Herein lies the mystery of Bowie’s appeal: even now he manages to inspire a haughty kind of earnestness amongst his more priggish fans. It was only in later life that Bowie began to laugh at his earlier drug-fuelled incarnations, but I’m not sure he ever took himself as seriously as those obsessive fans who still imbue every silly haircut, pretentious utterance and incomprehensible ditty with almost spiritual significance.

These misguided fools have been infected by a sort of Bowie derangement syndrome whereby they remain blind to their hero’s shortcomings. Don’t they realise that Bowie lifted his ‘unique’ vocal style from naff 1960s crooner Anthony Newley? And have the cool kids conveniently erased from their memory The Laughing Gnome, surely Bowie’s most towering achievement?

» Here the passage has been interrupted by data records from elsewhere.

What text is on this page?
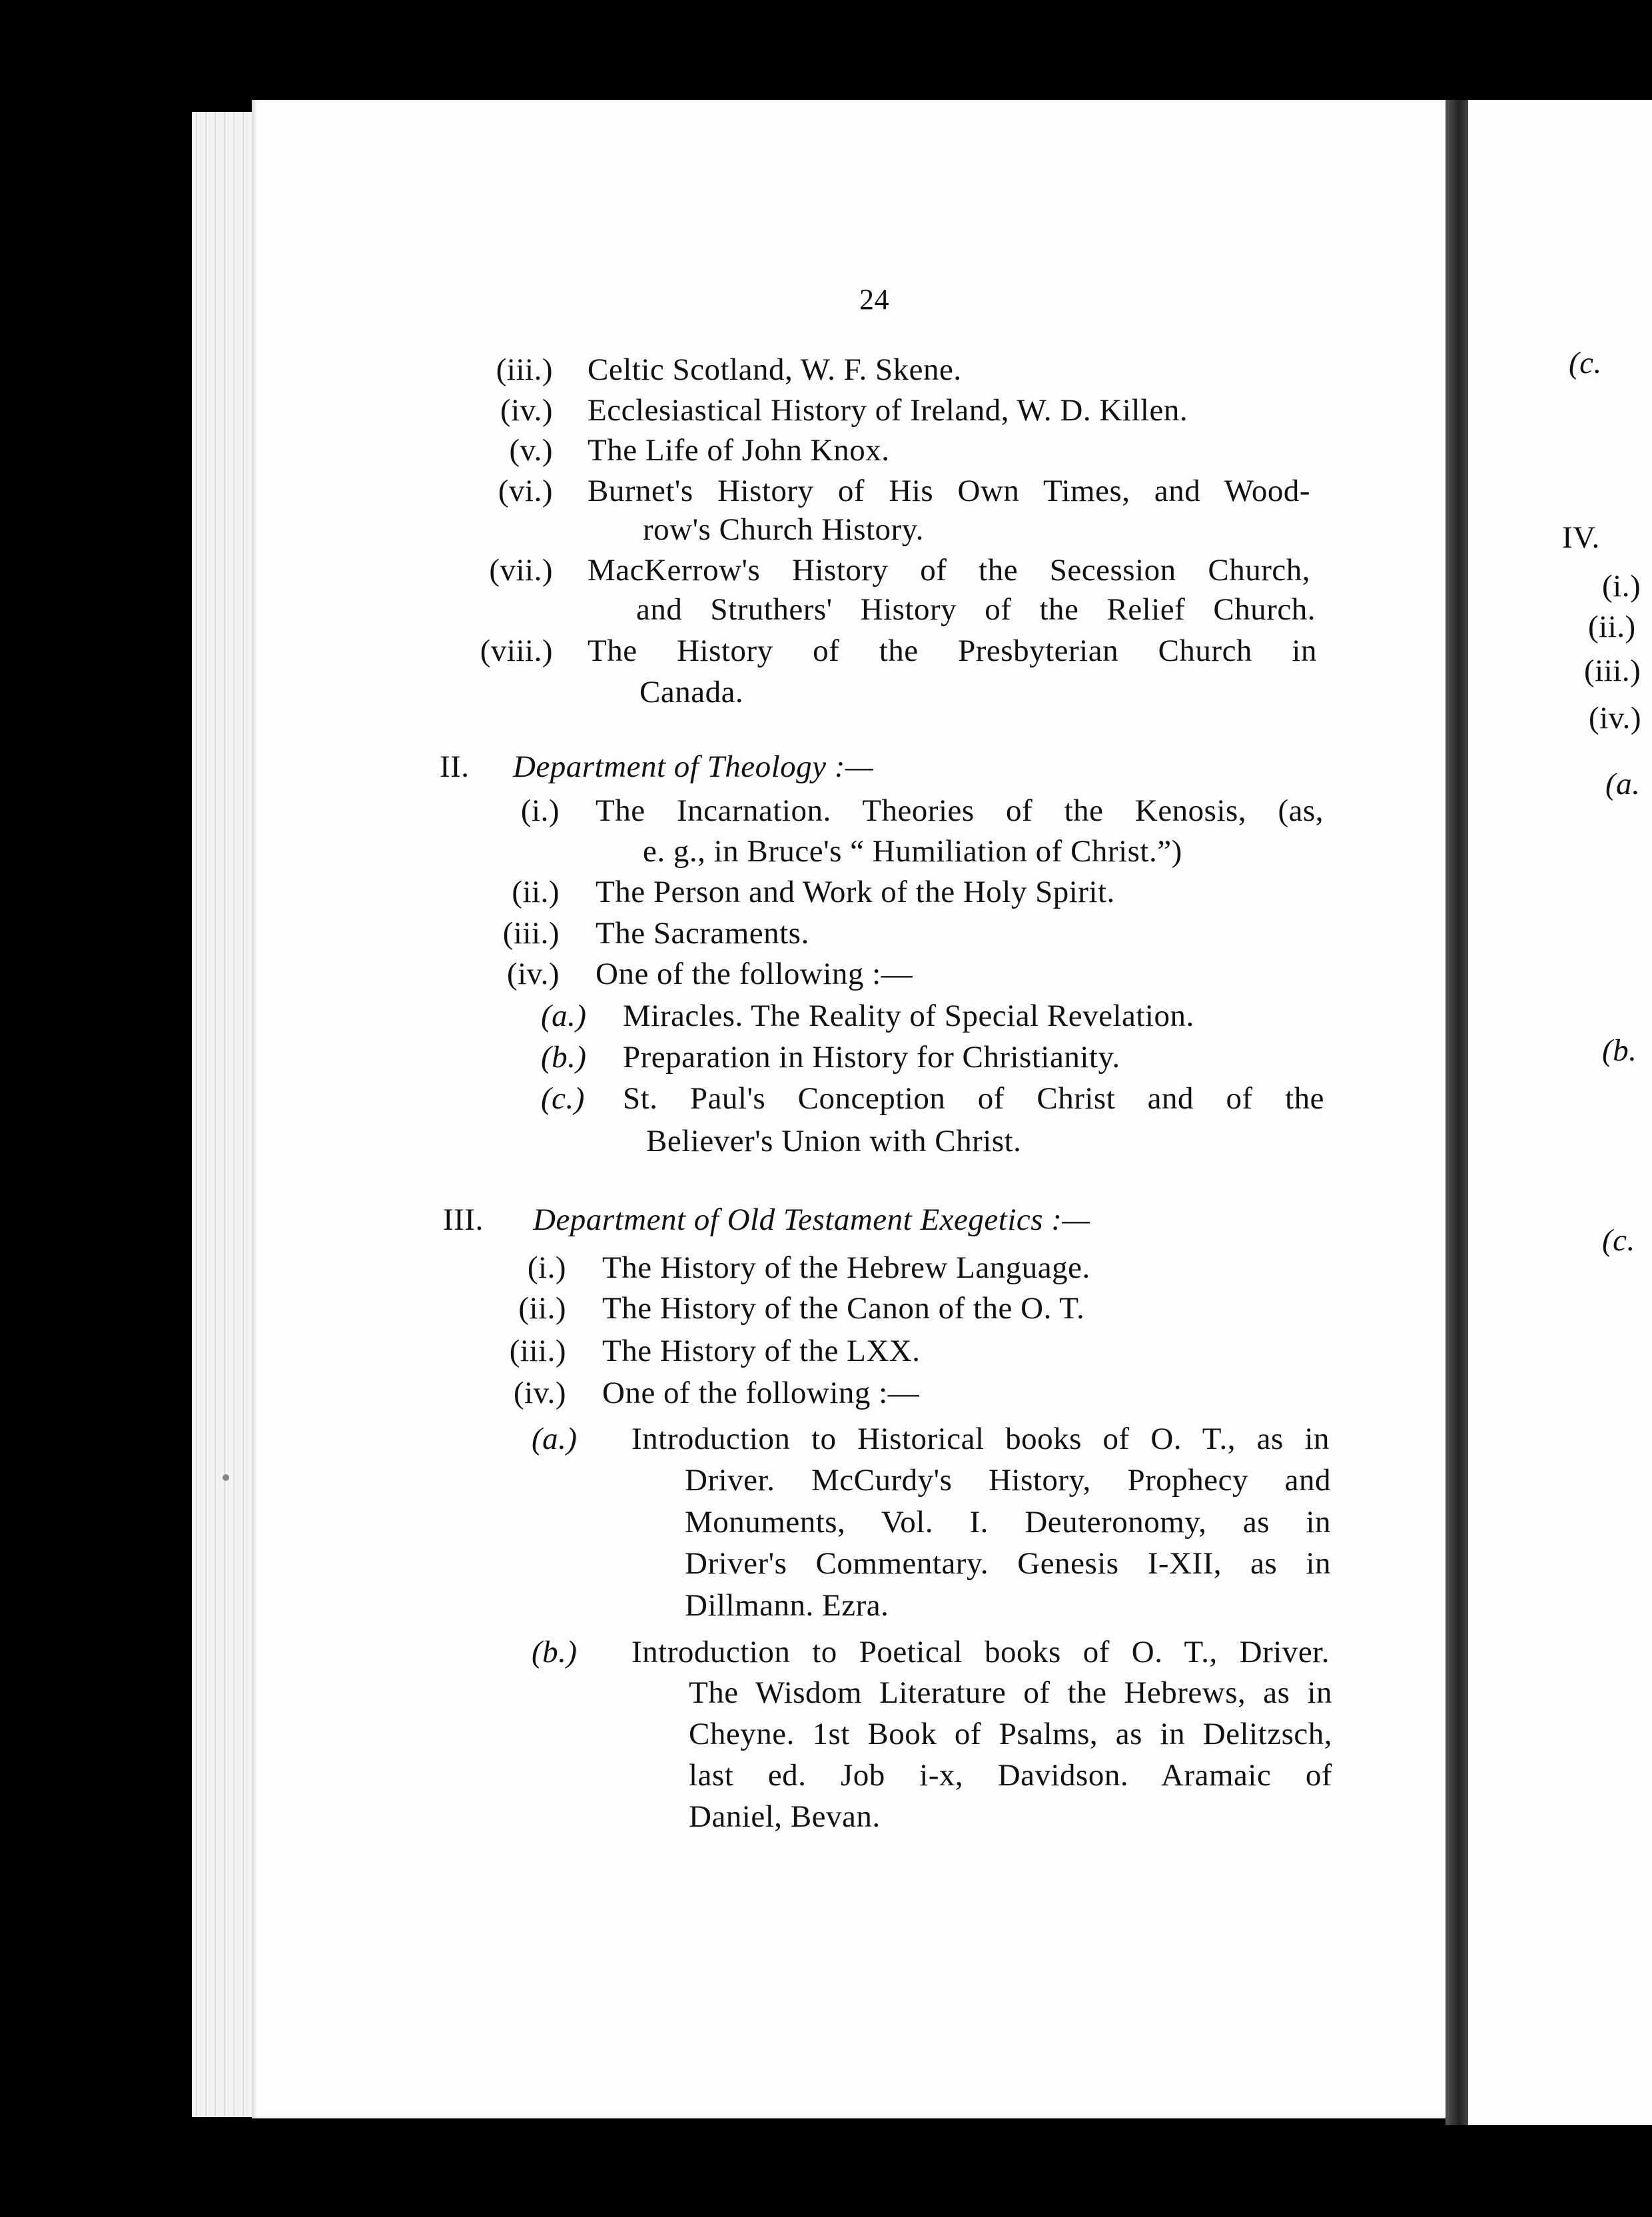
24
(iii.) Celtic Scotland, W. F. Skene.
(iv.) Ecclesiastical History of Ireland, W. D. Killen.
(v.) The Life of John Knox.
(vi.) Burnet's History of His Own Times, and Wood-
row's Church History.
(vii.) MacKerrow's History of the Secession Church,
and Struthers' History of the Relief Church.
(viii.) The History of the Presbyterian Church in
Canada.
II. Department of Theology :—
(i.) The Incarnation. Theories of the Kenosis, (as,
e. g., in Bruce's “ Humiliation of Christ.”)
(ii.) The Person and Work of the Holy Spirit.
(iii.) The Sacraments.
(iv.) One of the following :—
(a.) Miracles. The Reality of Special Revelation.
(b.) Preparation in History for Christianity.
(c.) St. Paul's Conception of Christ and of the
Believer's Union with Christ.
III. Department of Old Testament Exegetics :—
(i.) The History of the Hebrew Language.
(ii.) The History of the Canon of the O. T.
(iii.) The History of the LXX.
(iv.) One of the following :—
(a.) Introduction to Historical books of O. T., as in
Driver. McCurdy's History, Prophecy and
Monuments, Vol. I. Deuteronomy, as in
Driver's Commentary. Genesis I-XII, as in
Dillmann. Ezra.
(b.) Introduction to Poetical books of O. T., Driver.
The Wisdom Literature of the Hebrews, as in
Cheyne. 1st Book of Psalms, as in Delitzsch,
last ed. Job i-x, Davidson. Aramaic of
Daniel, Bevan.
(c.
IV.
(i.)
(ii.)
(iii.)
(iv.)
(a.
(b.
(c.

Some have risked opprobrium for daring to speak out. Keith Richards, no less, once described Bowie as ‘all pose. It’s all fucking posing. It’s nothing to do with music. He knows it, too’. This surely explains why every 80s poseur claims Bowie as their own.

The only Bowie period I am able to stomach is the one every diehard fan balks at. But then again the early 80s Let’s Dance album was produced by Nile Rogers, a musician who really knew how to push boundaries.

It’s interesting that Bowie has remained popular with progressives despite his questionable politics. Do they not care that he once told an interviewer that he believed ‘very strongly in fascism’? Or what about the fact that, in an interview with Playboy magazine in the 1970s, Bowie claimed ‘Adolf Hitler was one of the first rock stars’.

In an era that purports to hear dog whistles that aren’t even being blown, lefty aesthetes seem oddly indifferent to a pop star unafraid of blowing his own cover.